Sein unwiderstehlicher Drang, die weite Welt kennenzulernen, brachte ihn schließlich zur Handelsschifffahrt, in der er bis 1951 als Kohlentrimmer und Schiffsheizer und danach als Schmierer und Zahlmeisterassistent diente. Seine Passagen nach Übersee waren damit kostenlos und mit der Heuer konnte er wenigstens teilweise seine mit minimalem Aufwand durchgeführten Exkursionen finanzieren.
Seine erste Fahrt ging 1923 auf dem Dampfer Drachenfels durch das Rote Meer nach Indien, mit Stationen in Karatschi, Bombay, Colombo und Kalkutta. Im Hafen von Kalkutta wurde ihm ein Brief von seiner Schwester mit der Nachricht vom Tod des Vaters ausgehändigt. Nach Hamburg zurückgekehrt, waren die beiden Geschwister durch die Inflation derart mittellos geworden, dass die Urne mit der Asche des Vaters im Eisenacher Familiengrab heimlich in der Nacht vergraben werden musste.[2]
Bis zu seinem Studienaufenthalt auf Java folgten acht weitere Seereisen. Über 60 Häfen im Malaiischen Archipel, in Mexiko und Westindien, im Mittelmeer in Istanbul und an der Levanteküste wurden angelaufen.

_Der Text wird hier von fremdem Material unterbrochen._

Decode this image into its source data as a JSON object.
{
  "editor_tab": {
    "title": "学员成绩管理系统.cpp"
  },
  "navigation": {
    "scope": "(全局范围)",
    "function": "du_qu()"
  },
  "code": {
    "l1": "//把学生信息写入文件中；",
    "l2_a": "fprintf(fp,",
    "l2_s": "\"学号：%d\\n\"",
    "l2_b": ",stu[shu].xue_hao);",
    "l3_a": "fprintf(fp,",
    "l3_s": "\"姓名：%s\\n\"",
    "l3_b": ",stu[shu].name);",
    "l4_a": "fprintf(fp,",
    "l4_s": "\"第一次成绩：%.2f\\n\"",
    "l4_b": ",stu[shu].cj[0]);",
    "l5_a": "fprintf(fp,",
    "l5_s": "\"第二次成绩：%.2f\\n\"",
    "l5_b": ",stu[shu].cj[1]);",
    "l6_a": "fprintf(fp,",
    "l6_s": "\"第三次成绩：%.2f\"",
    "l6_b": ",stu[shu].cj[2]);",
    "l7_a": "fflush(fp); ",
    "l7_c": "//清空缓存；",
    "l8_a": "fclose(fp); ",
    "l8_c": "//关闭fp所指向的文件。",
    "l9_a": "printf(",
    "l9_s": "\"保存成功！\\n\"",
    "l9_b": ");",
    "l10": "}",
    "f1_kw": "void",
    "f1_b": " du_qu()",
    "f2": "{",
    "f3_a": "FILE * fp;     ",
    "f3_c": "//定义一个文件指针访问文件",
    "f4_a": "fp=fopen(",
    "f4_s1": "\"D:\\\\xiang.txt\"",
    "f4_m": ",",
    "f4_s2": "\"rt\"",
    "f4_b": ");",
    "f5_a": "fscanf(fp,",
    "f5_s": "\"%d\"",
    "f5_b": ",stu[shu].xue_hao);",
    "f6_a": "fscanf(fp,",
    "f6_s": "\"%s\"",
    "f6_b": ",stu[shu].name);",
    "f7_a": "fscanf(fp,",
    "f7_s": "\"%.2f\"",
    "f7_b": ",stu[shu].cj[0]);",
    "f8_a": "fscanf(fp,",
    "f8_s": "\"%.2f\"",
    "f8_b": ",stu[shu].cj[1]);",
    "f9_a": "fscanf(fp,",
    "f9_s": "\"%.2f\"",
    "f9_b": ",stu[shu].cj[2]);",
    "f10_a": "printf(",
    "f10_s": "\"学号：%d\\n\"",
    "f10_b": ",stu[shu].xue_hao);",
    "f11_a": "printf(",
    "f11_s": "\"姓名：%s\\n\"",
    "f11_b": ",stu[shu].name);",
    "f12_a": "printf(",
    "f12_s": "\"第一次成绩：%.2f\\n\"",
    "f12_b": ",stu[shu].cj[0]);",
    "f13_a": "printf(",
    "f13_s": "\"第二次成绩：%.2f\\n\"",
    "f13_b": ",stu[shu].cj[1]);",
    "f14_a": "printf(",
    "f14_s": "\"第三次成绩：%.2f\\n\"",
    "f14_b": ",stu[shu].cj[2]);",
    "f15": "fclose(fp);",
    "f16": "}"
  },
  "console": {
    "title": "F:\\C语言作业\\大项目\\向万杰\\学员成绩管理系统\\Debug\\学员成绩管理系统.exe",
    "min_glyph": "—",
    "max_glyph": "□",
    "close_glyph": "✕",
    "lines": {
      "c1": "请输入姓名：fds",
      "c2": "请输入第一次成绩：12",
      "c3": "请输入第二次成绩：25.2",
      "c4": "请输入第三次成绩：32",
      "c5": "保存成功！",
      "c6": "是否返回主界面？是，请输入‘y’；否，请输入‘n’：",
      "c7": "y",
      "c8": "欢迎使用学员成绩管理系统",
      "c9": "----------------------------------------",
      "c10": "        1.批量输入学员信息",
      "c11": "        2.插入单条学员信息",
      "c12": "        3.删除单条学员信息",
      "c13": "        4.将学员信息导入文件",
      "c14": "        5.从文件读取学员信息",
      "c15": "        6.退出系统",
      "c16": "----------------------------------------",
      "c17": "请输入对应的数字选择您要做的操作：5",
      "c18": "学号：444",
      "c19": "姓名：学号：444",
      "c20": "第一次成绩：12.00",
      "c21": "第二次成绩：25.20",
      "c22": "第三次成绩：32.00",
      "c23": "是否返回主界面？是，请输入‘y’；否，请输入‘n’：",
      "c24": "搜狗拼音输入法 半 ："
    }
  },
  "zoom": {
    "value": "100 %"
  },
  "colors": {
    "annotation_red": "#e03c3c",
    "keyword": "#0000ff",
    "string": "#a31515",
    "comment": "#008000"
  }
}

Im Herbst 1927 schrieb sich Helbig zum Studium an der Universität Hamburg ein. Bei Siegfried Passarge hörte er Geographie, bei Schultz und Schott Meereskunde, bei Lütgens Wirtschaftsgeographie, bei Kuhlbrodt Klimatologie, bei Georg Gürich, Karl Gripp und Johann Wysogórski Geologie und Paläontologie, bei Dempwolff und Aichele indonesische Sprachen. Sein Studium finanzierte er sich mit Spät- und Nachtschichten als Hafenarbeiter.
Im Sommersemester 1929 war Helbig beurlaubt. Mit Einverständnis seines Doktorvaters Siegfried Passarge reiste er als Heizer auf dem Dampfer Menes nach Java. Neun Monate hielt er sich in Batavia und dessen Umgebung auf. Finanziell unterstützt von Emil Helfferich, Direktor eines deutschen Pflanzungssyndikats, sammelte Helbig Material für seine Dissertation, welche die Entwicklung, die baulichen Strukturen, sowie die wirtschaftliche, koloniale und kulturelle Bedeutung der Hauptstadt Niederländisch-Ostindiens, Batavia, zum Thema hatte. Das Ergebnis dieser Arbeit, die mit Bildern, Karten und Zeichnungen versehene Dissertation Batavia. Eine tropische Stadtlandschaftskunde im Rahmen der Insel Java, wurde am 28. Juni 1930 von der mathematisch/naturwissenschaftlichen Fakultät der Universität Hamburg mit Auszeichnung bewertet; es war die erste wissenschaftliche Darstellung einer tropischen Stadtlandschaft überhaupt.[3]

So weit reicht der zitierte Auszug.